Despite spending almost $1bn refurbishing Sydney’s Star Casino (now known as ‘The Star’), leasing two corporate jets to attract wealthy overseas gamblers, and inviting a posse of B-Grade celebrities to launch the casino’s new nightclub Marquee, so far the bet hasn’t paid off. Revenue growth has failed to meet expectations, and losses from lucky high rollers have triggered a profit downgrade. The volatility caused by a few wealthy punters is why the company has avoided competing aggressively for their money in the past.
Echo is raising $454m through a 1 for 5 renounceable entitlement issue priced at $3.30 per share.
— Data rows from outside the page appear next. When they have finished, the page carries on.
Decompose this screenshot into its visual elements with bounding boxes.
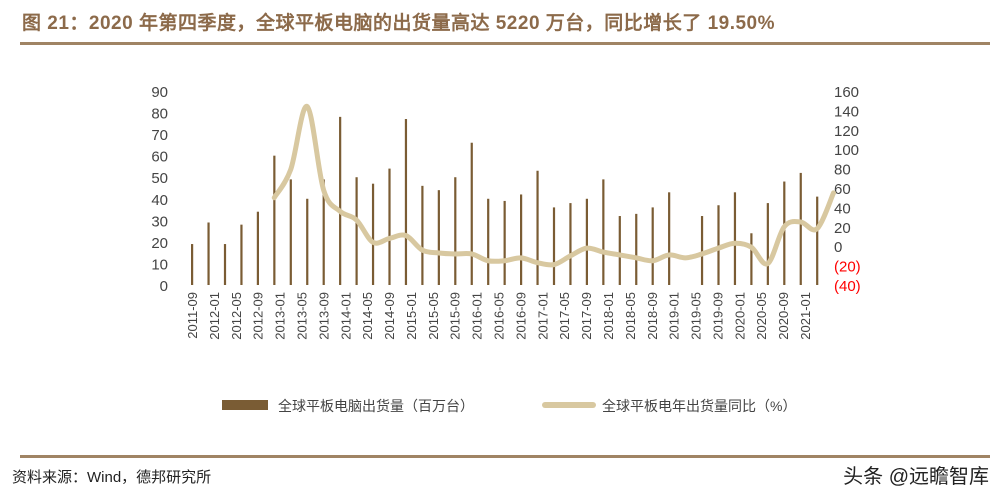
source-note: 资料来源：Wind，德邦研究所 [12, 469, 212, 486]
bar [339, 116, 342, 285]
x-axis-tick: 2020-01 [732, 292, 747, 340]
x-axis-tick: 2019-05 [689, 292, 704, 340]
x-axis-tick: 2013-01 [273, 292, 288, 340]
bar [750, 233, 753, 285]
bar [223, 244, 227, 285]
left-axis-tick: 40 [151, 192, 168, 209]
bar [651, 207, 654, 285]
bar [668, 192, 671, 285]
bar [371, 183, 375, 285]
left-axis-tick: 70 [151, 127, 168, 144]
bar [355, 177, 358, 285]
x-axis-tick: 2012-09 [251, 292, 266, 340]
x-axis-tick: 2015-09 [448, 292, 463, 340]
left-axis-tick: 30 [151, 213, 168, 230]
x-axis-tick: 2016-01 [470, 292, 485, 340]
right-axis-tick: 100 [834, 142, 859, 159]
right-axis-tick: 140 [834, 103, 859, 120]
bar [470, 142, 473, 285]
left-axis-tick: 90 [151, 84, 168, 101]
x-axis-tick: 2014-01 [338, 292, 353, 340]
right-axis-tick: (20) [834, 259, 861, 276]
x-axis-tick: 2017-05 [557, 292, 572, 340]
x-axis-tick: 2017-09 [579, 292, 594, 340]
x-axis-tick: 2014-09 [382, 292, 397, 340]
right-axis-tick: 160 [834, 84, 859, 101]
x-axis-tick: 2018-01 [601, 292, 616, 340]
bar [503, 200, 506, 285]
bar [207, 222, 210, 285]
left-axis-tick: 10 [151, 256, 168, 273]
x-axis-tick: 2018-09 [645, 292, 660, 340]
legend-label-bar: 全球平板电脑出货量（百万台） [278, 398, 474, 414]
left-axis-tick: 80 [151, 106, 168, 123]
x-axis-tick: 2020-05 [754, 292, 769, 340]
right-axis-tick: (40) [834, 278, 861, 295]
watermark: 头条 @远瞻智库 [843, 466, 989, 488]
x-axis-tick: 2013-05 [294, 292, 309, 340]
bar [306, 198, 309, 285]
left-axis-tick: 20 [151, 235, 168, 252]
x-axis-tick: 2019-09 [710, 292, 725, 340]
left-axis-tick: 60 [151, 149, 168, 166]
bar [289, 179, 292, 285]
chart: 0 10 20 30 40 50 60 70 80 90 (40) (20) 0 20 40 60 80 100 1… [151, 84, 861, 414]
bar [437, 190, 440, 285]
bar [487, 198, 490, 285]
footer-divider [20, 455, 990, 458]
bar [322, 179, 325, 285]
bar [717, 205, 720, 285]
bar [240, 224, 243, 285]
x-axis-tick: 2012-01 [207, 292, 222, 340]
legend-swatch-bar [222, 400, 268, 410]
bar [799, 172, 802, 285]
bar [520, 194, 523, 285]
right-axis-tick: 40 [834, 200, 851, 217]
x-axis-tick: 2015-01 [404, 292, 419, 340]
bar [816, 196, 819, 285]
bar [783, 181, 786, 285]
bar [733, 192, 737, 285]
bar [585, 198, 588, 285]
bar [191, 244, 194, 285]
bar [536, 170, 539, 285]
bar [602, 179, 605, 285]
x-axis-tick: 2013-09 [316, 292, 331, 340]
left-axis-tick: 0 [160, 278, 168, 295]
x-axis-tick: 2019-01 [667, 292, 682, 340]
bar [404, 119, 408, 286]
x-axis-tick: 2016-09 [513, 292, 528, 340]
bar [388, 168, 391, 285]
x-axis-tick: 2016-05 [492, 292, 507, 340]
x-axis-tick: 2020-09 [776, 292, 791, 340]
x-axis-tick: 2015-05 [426, 292, 441, 340]
bar [700, 216, 704, 285]
figure-title: 图 21：2020 年第四季度，全球平板电脑的出货量高达 5220 万台，同比增… [22, 13, 776, 34]
x-axis-tick: 2014-05 [360, 292, 375, 340]
x-axis-tick: 2012-05 [229, 292, 244, 340]
right-axis-tick: 80 [834, 162, 851, 179]
x-axis-tick: 2017-01 [535, 292, 550, 340]
bar [569, 203, 572, 285]
x-axis-tick: 2011-09 [185, 292, 200, 339]
right-axis-tick: 0 [834, 239, 842, 256]
right-axis-tick: 20 [834, 220, 851, 237]
bar [766, 203, 769, 285]
x-axis-tick: 2021-01 [798, 292, 813, 340]
right-axis-tick: 120 [834, 123, 859, 140]
bar [273, 155, 276, 285]
legend-label-line: 全球平板电年出货量同比（%） [602, 398, 796, 414]
bar [454, 177, 457, 285]
bar [421, 185, 424, 285]
title-divider [20, 42, 990, 45]
left-axis-tick: 50 [151, 170, 168, 187]
bar [552, 207, 556, 285]
yoy-growth-line [271, 104, 837, 268]
bar [635, 213, 638, 285]
x-axis-tick: 2018-05 [623, 292, 638, 340]
bar [618, 216, 621, 285]
bar [256, 211, 259, 285]
right-axis-tick: 60 [834, 181, 851, 198]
While we’re avoiding Echo for the reasons laid out in Friday Fishing: Punting on casinos from 30 Mar 12 (No View – $4.38), eligible shareholders might consider participating. The offer price is 27% below Echo’s last trading price, so you will likely be able to take up your shares and sell them at a higher price on market. If you don’t participate and your shares are sold to institutions prepared to pay over $3.30 per share, then you’ll receive the difference between the sale price and $3.30.
In addition, Malaysian casino owner Genting now owns 5% of Echo and local rival Crown owns 10%. James Packer wants the NSW casino license to build another casino at the Barangaroo development on the edge of Sydney’s CBD, so a takeover bid for Echo is a strong possibility. It could make for an interesting speculation, but we’re sticking with NO VIEW.